Pictures of damage of different parts of Aleppo as of 3 September, from Shady Hulwe Reporter, found here (captions in Arabic).
Damage in Homs
Damage to Sahabi Dahyah bin Khalefa Al-Kulabie Mosque, Bab Al-Masdod neighborhood, Homs has been photographed (Homsy Camera) here.
Updates on Looting
(Photo source: SAFE)
Heritage Crisis in Syria: A Call for a Moratorium on the Antiquities Trade
Saving Antiquities for Everyone (S.A.F.E., September 3, 2014) ran a story calling for a demand that Syrian antiquities no longer be purchased, as looting continues on a massive scale: ‘Regardless of which side of the trade we are on, we can demonstrate our collective commitment to save the past for our future by not aiding and abetting the destruction of our shared heritage’. Article here.
Much attention has been given to ISIS and looting. See News Updates below.
Reports and Updates from the Syrian Directorate General of Antiquities and Museums
DGAM celebrates 50th anniversary of the discovery of Ebla
A conference will be held at the Damascus Museum on September 24 and 25 under the patronage of the Minister of Culture. Prof. Paolo Matthiae from the Italian Archaeological Mission will participate via Skype. The Ebla site has given a wealth of knowledge about the ancient world since its discovery, but remains in danger. Information can be found here.
Exhibition raises awareness
The DGAM reports that the exhibition ‘The Splendor and Drama of Syria’ successfully completed its journey in Rome the end of last month. The travelling exhibition was part of an effort to heighten awareness of the damage being done to Syria’s heritage. The note and pictures can be found here.
Policy Changes and Updates from Syria
ASOR Syrian Heritage Initiative
The American Schools of Oriental Research provides a 6-point update on its Syrian Heritage Initiative, noting that the initiative will be on the agenda of the ASOR annual meeting in San Diego (November 2014) and may have a stand-alone conference at some point in 2015. Full article can be found here.
The Wall Street Journal ran ‘Syria’s “Blood Diamonds:” A Nation’s War on Culture’ (8 September 2014) by Christian C. Sahner.
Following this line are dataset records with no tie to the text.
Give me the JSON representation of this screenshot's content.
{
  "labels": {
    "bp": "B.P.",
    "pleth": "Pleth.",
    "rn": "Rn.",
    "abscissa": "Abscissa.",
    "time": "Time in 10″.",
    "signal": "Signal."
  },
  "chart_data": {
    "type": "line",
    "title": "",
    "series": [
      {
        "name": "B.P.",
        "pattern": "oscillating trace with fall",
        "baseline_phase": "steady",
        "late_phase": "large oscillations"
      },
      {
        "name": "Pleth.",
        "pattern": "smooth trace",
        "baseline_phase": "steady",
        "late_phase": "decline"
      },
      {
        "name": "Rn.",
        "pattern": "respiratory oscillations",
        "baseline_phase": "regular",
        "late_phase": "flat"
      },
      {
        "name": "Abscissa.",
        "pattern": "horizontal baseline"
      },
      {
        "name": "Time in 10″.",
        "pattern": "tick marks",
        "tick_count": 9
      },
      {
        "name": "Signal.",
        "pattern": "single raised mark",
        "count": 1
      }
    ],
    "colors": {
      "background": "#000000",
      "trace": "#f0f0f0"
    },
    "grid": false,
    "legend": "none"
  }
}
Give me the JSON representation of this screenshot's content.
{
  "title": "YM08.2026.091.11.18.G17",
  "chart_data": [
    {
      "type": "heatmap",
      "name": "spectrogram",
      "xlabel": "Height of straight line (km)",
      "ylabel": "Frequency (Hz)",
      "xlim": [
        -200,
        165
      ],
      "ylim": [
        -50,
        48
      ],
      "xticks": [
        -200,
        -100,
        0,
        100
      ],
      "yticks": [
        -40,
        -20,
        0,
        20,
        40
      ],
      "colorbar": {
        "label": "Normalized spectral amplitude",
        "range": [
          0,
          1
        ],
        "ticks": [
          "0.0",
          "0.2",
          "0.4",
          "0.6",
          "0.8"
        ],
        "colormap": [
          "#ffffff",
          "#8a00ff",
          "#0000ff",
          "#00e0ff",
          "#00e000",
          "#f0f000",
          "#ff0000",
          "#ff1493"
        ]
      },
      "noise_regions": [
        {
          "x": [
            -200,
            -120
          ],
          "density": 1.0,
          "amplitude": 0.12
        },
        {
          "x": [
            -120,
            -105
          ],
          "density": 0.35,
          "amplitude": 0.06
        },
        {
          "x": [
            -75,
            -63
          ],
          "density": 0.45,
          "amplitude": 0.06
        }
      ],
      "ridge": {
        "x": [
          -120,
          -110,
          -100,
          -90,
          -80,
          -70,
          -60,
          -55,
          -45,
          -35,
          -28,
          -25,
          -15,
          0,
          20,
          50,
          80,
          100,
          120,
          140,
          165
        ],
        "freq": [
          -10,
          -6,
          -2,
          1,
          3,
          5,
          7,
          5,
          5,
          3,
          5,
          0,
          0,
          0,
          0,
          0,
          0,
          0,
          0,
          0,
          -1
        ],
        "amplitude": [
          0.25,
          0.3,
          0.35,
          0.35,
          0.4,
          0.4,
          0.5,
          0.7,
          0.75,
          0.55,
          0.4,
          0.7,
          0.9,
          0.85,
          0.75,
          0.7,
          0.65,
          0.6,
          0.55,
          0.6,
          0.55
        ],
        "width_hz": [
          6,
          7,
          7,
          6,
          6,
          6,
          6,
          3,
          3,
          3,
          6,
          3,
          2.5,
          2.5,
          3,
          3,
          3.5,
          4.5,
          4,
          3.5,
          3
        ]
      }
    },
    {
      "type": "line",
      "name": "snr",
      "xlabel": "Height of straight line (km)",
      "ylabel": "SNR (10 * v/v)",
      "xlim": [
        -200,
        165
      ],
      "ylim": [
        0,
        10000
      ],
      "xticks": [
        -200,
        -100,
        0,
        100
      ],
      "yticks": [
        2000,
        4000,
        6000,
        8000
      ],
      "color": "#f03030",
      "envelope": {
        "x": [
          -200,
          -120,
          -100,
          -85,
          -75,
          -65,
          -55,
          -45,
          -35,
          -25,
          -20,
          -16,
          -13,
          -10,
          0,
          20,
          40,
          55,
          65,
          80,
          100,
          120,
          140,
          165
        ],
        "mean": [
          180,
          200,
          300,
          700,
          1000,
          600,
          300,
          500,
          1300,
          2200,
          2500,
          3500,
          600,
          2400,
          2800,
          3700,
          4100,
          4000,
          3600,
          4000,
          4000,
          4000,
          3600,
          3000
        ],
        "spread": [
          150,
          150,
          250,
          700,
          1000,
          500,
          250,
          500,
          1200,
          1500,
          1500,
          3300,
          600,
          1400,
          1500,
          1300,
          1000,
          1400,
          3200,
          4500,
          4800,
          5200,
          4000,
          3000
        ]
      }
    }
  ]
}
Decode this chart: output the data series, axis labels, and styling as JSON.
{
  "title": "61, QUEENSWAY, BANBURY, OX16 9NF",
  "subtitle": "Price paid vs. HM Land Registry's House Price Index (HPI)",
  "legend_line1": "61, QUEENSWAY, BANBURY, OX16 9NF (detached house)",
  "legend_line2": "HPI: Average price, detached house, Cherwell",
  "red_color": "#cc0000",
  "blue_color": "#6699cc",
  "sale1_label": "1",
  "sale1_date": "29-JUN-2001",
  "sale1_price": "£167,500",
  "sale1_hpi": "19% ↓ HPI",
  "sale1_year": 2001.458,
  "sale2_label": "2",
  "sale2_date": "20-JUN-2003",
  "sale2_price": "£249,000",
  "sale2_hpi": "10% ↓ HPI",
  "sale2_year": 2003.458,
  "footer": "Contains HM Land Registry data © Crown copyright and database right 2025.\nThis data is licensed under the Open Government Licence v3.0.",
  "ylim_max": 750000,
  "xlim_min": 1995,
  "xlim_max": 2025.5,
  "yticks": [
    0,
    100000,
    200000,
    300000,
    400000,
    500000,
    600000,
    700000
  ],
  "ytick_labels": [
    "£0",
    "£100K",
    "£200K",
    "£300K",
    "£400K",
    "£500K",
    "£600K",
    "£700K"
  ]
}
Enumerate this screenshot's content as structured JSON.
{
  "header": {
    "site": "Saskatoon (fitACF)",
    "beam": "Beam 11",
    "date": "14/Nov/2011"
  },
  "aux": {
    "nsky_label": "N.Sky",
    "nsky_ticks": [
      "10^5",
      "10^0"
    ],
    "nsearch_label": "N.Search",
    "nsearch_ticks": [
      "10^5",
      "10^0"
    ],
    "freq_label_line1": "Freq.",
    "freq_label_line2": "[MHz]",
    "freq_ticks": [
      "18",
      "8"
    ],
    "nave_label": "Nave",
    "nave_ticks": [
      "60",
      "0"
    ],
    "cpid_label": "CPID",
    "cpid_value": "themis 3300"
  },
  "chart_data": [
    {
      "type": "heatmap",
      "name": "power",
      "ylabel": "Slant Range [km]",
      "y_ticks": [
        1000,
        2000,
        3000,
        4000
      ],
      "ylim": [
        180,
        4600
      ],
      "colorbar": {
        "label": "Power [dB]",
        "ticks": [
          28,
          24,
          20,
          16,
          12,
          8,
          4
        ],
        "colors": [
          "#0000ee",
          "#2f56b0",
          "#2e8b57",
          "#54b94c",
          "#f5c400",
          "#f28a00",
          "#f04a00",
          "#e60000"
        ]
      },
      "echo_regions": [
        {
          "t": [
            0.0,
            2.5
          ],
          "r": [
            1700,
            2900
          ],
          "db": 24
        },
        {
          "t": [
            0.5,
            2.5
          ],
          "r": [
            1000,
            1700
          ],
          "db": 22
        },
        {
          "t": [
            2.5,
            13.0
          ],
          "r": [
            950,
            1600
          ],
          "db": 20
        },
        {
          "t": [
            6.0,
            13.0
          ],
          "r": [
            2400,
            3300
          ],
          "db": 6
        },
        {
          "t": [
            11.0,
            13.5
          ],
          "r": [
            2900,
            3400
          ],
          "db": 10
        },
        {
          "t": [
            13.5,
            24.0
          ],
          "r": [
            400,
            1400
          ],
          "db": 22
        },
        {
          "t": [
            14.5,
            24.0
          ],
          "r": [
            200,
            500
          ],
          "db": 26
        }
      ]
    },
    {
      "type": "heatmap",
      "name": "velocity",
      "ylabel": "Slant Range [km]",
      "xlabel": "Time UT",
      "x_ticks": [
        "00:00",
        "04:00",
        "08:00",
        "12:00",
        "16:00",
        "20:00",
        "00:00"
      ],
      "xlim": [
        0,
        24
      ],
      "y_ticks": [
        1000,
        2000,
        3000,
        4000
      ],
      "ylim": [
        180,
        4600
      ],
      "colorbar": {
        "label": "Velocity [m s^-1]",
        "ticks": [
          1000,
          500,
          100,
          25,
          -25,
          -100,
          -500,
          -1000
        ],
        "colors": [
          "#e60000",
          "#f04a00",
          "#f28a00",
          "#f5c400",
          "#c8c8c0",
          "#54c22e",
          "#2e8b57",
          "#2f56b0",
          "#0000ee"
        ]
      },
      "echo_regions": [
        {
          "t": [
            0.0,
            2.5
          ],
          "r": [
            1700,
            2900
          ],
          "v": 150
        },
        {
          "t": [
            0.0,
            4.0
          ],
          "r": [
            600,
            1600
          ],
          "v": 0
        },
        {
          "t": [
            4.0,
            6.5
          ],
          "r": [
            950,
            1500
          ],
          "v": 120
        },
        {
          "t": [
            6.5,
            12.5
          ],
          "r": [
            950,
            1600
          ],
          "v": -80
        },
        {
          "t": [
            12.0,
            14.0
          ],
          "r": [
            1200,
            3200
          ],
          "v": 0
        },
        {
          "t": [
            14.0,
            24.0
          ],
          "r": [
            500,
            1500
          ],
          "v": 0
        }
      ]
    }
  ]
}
The article discusses how ‘The nation’s heritage has been used as a weapon to finance bloodshed, to settle sectarian scores and to erase entire chapters of the country’s past in the expectation of radically reshaping its future.’ Sahner has a book coming out with OUP this month called Among the Ruins: Syria Past and Present.
The International Business Times (September 4, 2014), covers the benefit IS receives from its looting activities. It observes that ‘the Islamic State is funding its jihad by plundering historical artifacts in Syria and Iraq’. The full article is here.
National Geographic, ‘Archaeologists train ‘Monuments Men’ to save Syria’s Past’ (September 3, 2014), leads with a discussion of the terrible damage to Dura Europos. Dr. Simon James, who previously worked at Dura, says that ‘the looters were bankrolled to a massive extent to do something like this’ referring to the ‘lunar landscape of spoil heaps’. The article reports on the workshop in Turkey also discussed by the NYT (below).
The New York Times has a story entitled “ISIS’ Antiquities Sideline” (September 2, 2014) written by three US-based academics who have recently trained museum staff in techniques to document and protect Syria’s heritage. They report that ISIS’ involvement in the illicit trade in antiquities is ‘more complex and insidious than we expected’, ranging from the encouragement of casual looting to the licensing of ‘semiprofessional field crews’ from Iraq. The authors conclude that ‘ISIS has caused irreparable damage to Syria’s cultural heritage.’